Bolsonaro has often resisted the checks and balances imposed by other branches of government and has participated in protests against the Supreme Court and Congress.
He has also criticized the Supreme Court for upholding local governments’ right to impose pandemic restrictions, which it ruled against, arguing that the economic impact is worse than the disease itself.
His recent drop in popularity and the sudden likelihood that he will face left-wing former President Luiz Inácio Lula da Silva in the 2022 presidential election have analysts saying he is asking the armed forces for assistance.
Retired General Carlos Alberto Santos Cruz, who previously served as Bolsonaro’s Secretary of State, appeared to have raised such concerns when he tweeted in response to early rumors of military resignations: “THE ARMED FORCES WILL NOT GO ON AN ADVENTURE.”
Since Brazil’s return to democracy in 1985, the armed forces have tried to keep a distance from party-political disputes.
“The government must explain to the people about the change in the Ministry of Defense,” added Santos Cruz.
Senator Kátia Abreu, head of the Senate’s External Relations Commission, said it would be “prudent” for the new defense minister to “reassure the nation about the impossibility of military intervention.”
“I am convinced that we have built a strong democracy. The armed forces are part of the Brazilian state and we all trust them, ”said Abreu, a right-wing critic of Bolsonaro.
Earlier this month, Bolsonaro began to mention the armed forces in connection with his dispute with governors and mayors over restrictive measures designed to slow the spread of the coronavirus in Latin America’s largest nation.
“My army doesn’t take to the streets to force people to stay home,” Bolsonaro told reporters on March 19.
Thomas Traumann, an independent political analyst, told AP that it was the first time in living memory that all military leaders had resigned at the same time.
“He wants people who do what he wants, and that’s why it’s extremely risky,” said Traumann. “He can take out the army so people can go to work. So the army would be in his hands and not in the hands of the generals. “
Bolsonaro spoke to supporters outside the presidential palace on Tuesday evening and did not discuss the three commanders. When asked about the pandemic restrictions imposed by governors and mayors, the president said he respected the constitution but added, “However, it has been some time since some authorities did not play within the limits of the constitution.”

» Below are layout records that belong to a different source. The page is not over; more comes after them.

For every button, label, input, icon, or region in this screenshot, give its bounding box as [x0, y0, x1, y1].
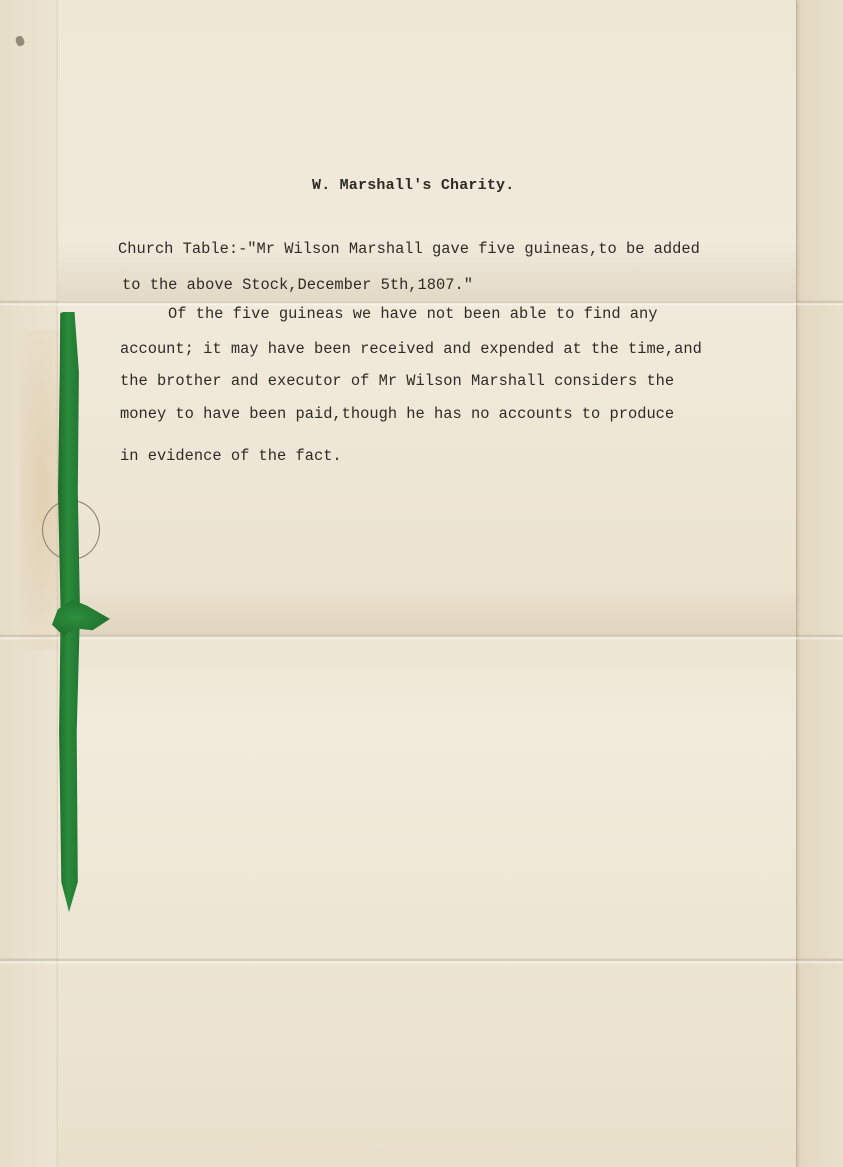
text-line-3: Of the five guineas we have not been abl…: [168, 305, 658, 323]
text-line-7: in evidence of the fact.: [120, 447, 342, 465]
text-line-5: the brother and executor of Mr Wilson Ma…: [120, 372, 674, 390]
text-line-6: money to have been paid,though he has no…: [120, 405, 674, 423]
document-content: W. Marshall's Charity. Church Table:-"Mr…: [0, 0, 843, 1167]
text-line-4: account; it may have been received and e…: [120, 340, 702, 358]
text-line-1: Church Table:-"Mr Wilson Marshall gave f…: [118, 240, 700, 258]
document-title: W. Marshall's Charity.: [312, 177, 514, 194]
text-line-2: to the above Stock,December 5th,1807.": [122, 276, 473, 294]
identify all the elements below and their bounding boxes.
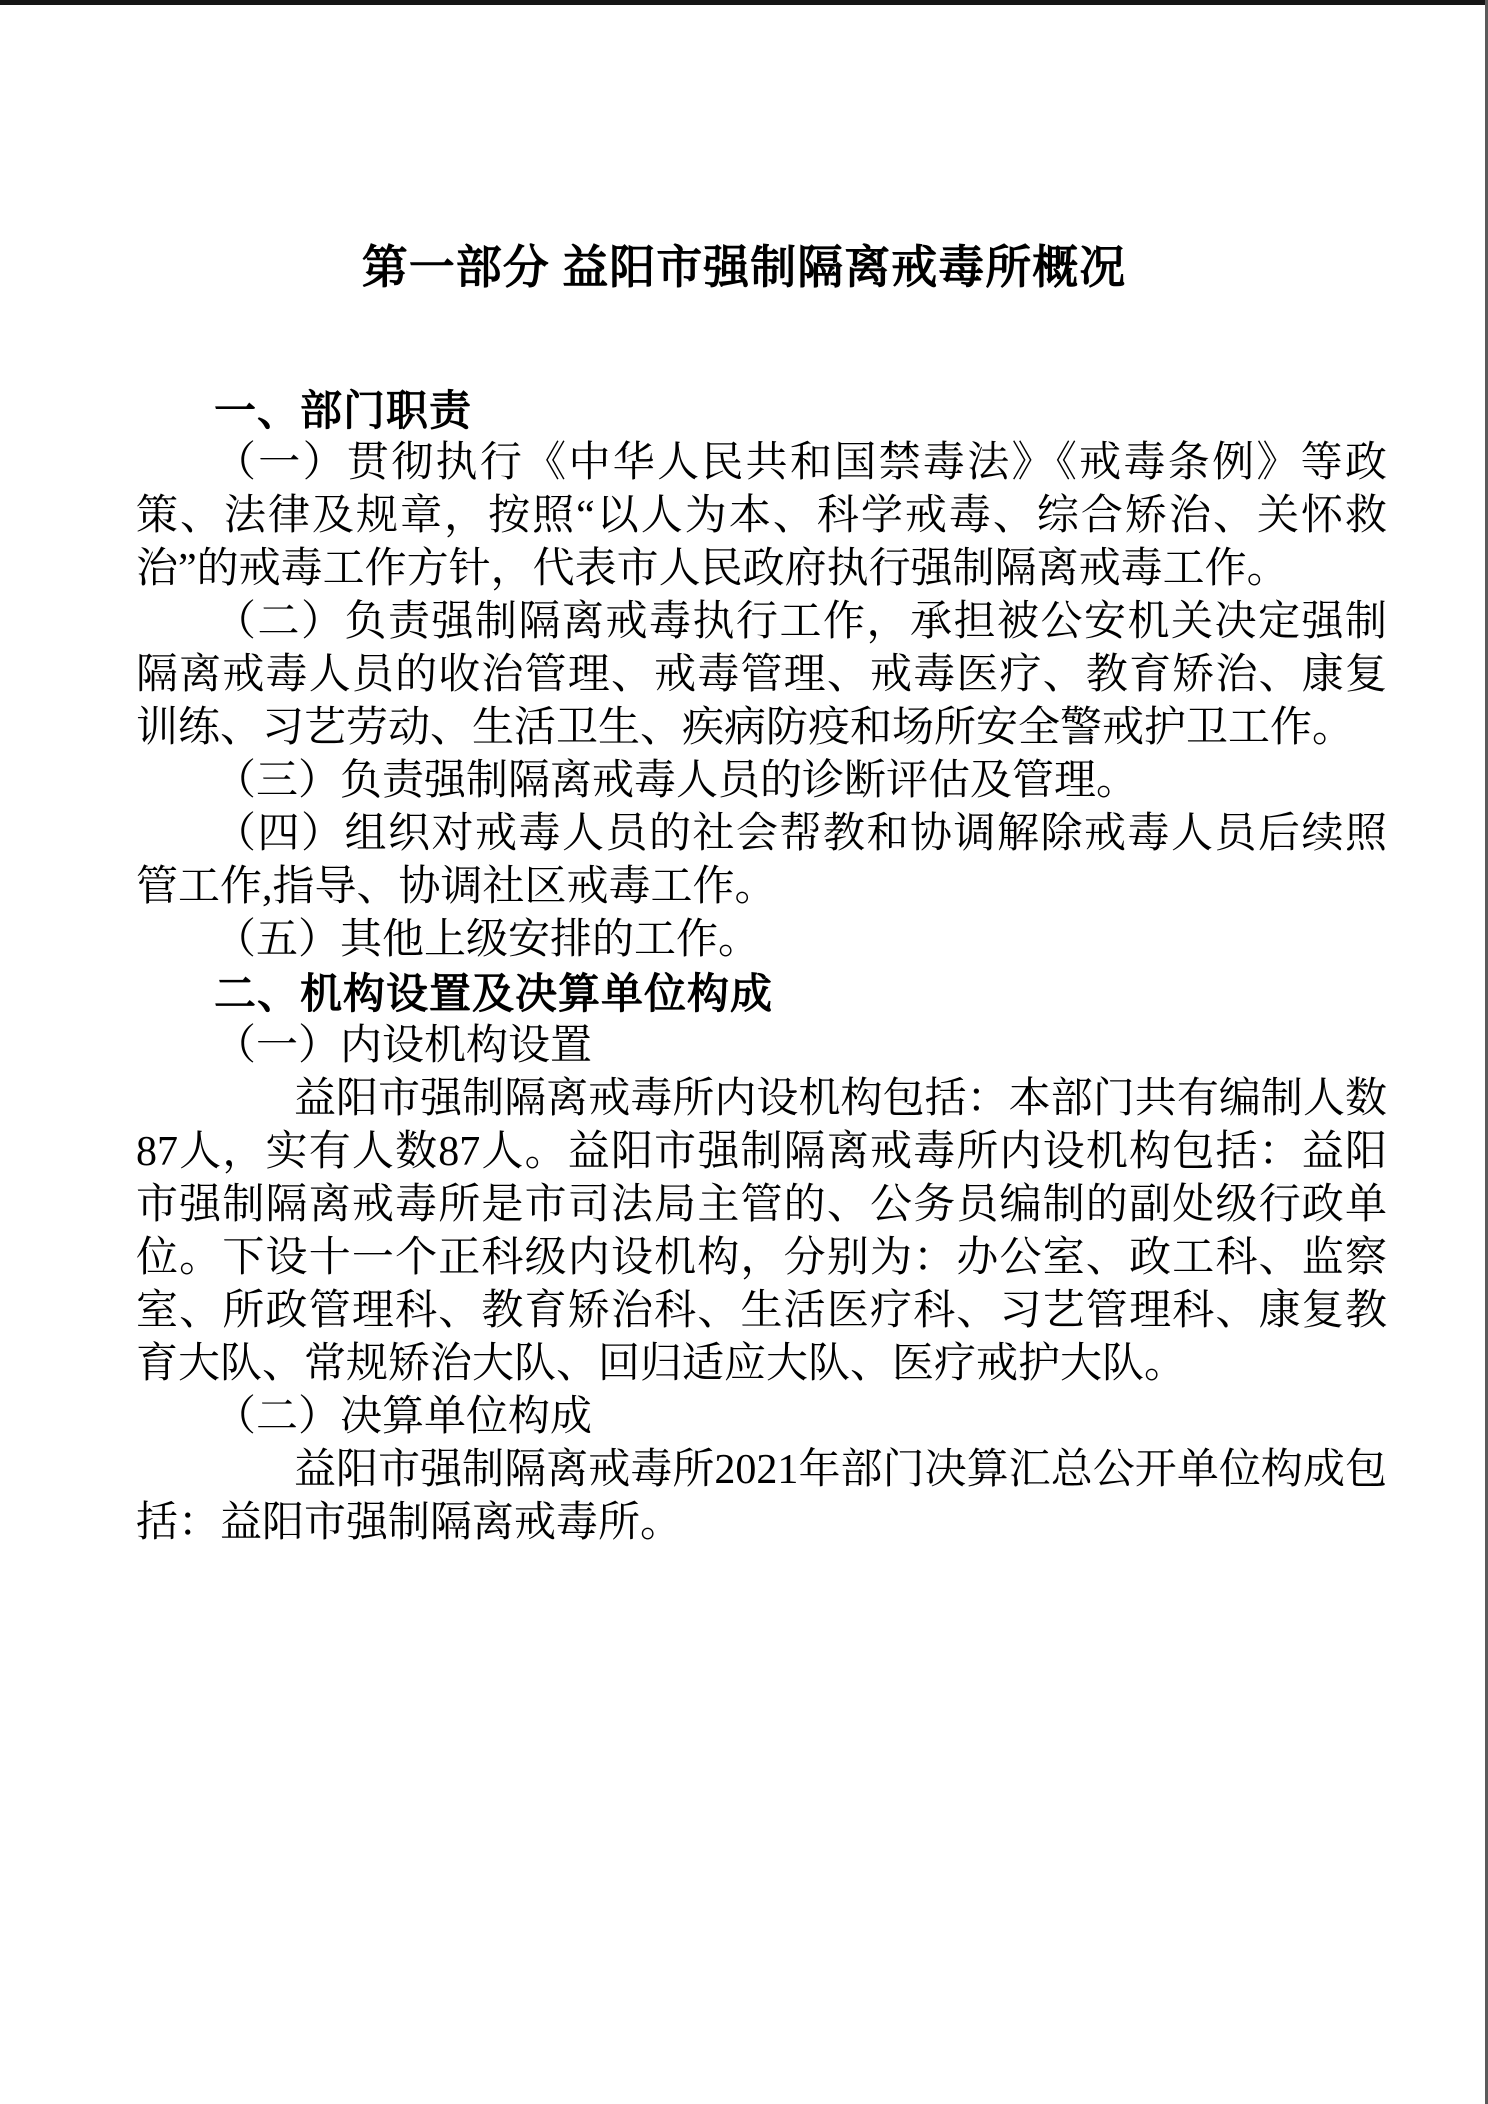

Bolsonaro saw its popularity surge over the past year thanks to a generous pandemic relief program. That popularity has declined since the program ended in December, and protests against it re-emerged when the country’s daily death toll rose to the highest in the world.
Another clouding prospect for Bolsonaro is the reappearance of da Silva after a Supreme Court judge overturned two corruption convictions and restored his political rights. Early polls suggest he will be a great challenger in next year’s elections.

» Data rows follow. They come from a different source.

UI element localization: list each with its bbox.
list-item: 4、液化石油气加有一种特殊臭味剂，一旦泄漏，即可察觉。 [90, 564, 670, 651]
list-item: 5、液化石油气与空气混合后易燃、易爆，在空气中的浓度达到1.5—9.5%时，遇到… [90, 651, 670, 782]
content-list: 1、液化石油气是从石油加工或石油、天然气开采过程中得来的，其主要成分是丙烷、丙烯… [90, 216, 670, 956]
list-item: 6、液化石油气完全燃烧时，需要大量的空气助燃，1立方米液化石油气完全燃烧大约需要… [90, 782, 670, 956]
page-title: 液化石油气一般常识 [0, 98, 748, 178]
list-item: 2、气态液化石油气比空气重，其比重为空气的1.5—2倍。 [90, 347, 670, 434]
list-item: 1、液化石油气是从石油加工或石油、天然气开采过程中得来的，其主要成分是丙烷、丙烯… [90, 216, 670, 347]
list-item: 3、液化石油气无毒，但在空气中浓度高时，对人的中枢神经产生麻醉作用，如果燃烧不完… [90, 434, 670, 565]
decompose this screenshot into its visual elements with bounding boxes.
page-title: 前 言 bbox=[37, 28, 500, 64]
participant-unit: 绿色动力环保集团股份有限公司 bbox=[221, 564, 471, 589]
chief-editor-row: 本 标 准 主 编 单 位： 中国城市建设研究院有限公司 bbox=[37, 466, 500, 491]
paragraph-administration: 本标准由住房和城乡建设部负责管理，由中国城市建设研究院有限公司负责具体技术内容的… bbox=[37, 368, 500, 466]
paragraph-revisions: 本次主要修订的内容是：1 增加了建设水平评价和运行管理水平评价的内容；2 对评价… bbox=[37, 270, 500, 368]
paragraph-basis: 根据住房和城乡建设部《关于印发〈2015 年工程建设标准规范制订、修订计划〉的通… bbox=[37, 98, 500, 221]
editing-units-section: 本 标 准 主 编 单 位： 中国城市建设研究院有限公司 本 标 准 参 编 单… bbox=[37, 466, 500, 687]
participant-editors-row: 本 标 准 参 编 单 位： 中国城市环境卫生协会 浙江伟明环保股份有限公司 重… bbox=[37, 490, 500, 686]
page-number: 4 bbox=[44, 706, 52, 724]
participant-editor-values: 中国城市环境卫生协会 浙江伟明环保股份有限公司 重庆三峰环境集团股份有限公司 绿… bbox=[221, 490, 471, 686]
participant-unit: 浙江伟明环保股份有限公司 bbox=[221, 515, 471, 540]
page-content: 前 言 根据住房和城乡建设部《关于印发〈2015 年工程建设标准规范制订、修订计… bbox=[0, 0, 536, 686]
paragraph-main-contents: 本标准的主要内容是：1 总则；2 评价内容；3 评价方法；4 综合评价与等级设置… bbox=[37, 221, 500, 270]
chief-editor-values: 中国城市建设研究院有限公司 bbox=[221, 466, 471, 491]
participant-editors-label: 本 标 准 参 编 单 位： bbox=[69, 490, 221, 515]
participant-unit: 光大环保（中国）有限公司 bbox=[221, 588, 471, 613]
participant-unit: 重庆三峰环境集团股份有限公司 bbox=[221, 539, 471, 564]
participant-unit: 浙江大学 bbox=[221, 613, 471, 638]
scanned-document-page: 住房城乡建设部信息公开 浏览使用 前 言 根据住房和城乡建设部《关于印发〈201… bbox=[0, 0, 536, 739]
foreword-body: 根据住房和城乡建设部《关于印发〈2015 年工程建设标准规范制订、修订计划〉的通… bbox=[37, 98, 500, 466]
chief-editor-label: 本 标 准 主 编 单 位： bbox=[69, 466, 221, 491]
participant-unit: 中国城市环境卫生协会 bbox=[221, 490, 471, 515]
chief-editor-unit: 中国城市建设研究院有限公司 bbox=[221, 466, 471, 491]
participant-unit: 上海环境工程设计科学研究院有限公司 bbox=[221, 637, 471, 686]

On other cabinet changes, Bolsonaro replaced Foreign Minister Ernesto Araújo, who has been accused by some of obstructing vaccine supplies by making comments considered offensive to the Chinese and not aggressively searching for sources.

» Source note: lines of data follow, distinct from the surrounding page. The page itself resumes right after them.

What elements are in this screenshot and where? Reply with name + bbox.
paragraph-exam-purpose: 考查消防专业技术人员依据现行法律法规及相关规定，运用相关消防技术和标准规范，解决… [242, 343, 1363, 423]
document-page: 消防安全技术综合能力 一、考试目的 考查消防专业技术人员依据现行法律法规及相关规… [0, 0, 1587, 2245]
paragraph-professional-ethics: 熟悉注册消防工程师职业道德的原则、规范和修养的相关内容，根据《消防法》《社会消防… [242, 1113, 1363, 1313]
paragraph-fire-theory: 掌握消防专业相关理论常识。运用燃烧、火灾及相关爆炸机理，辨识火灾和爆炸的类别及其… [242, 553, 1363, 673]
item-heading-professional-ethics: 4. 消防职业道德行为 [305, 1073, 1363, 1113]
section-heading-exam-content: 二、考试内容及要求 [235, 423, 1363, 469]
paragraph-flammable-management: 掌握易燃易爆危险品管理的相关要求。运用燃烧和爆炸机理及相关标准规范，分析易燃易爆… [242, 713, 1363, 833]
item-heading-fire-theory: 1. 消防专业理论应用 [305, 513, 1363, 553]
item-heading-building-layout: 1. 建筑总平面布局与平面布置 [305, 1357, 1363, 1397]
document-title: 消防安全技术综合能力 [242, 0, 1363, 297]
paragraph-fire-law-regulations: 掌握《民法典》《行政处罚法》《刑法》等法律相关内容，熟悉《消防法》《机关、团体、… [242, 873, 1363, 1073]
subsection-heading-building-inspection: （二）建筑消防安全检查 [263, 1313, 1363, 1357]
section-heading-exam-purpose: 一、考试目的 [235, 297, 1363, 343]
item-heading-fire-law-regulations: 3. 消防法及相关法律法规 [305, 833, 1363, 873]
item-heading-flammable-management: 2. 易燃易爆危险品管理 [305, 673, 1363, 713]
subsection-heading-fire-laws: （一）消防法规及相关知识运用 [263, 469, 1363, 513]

Earlier this month, Bolsonaro also replaced his Minister of Health, General Eduardo Pazuello, the third Minister of Health to step down since the pandemic began. Pacuello’s tenure coincided with most of the 317,000 COVID-19 deaths in Brazil.
On Tuesday, the Brazilian Ministry of Health announced that it had registered a new daily high of 3,780 deaths related to COVID-19 in the past 24 hours. The previous high of 3,650 deaths was recorded on Friday.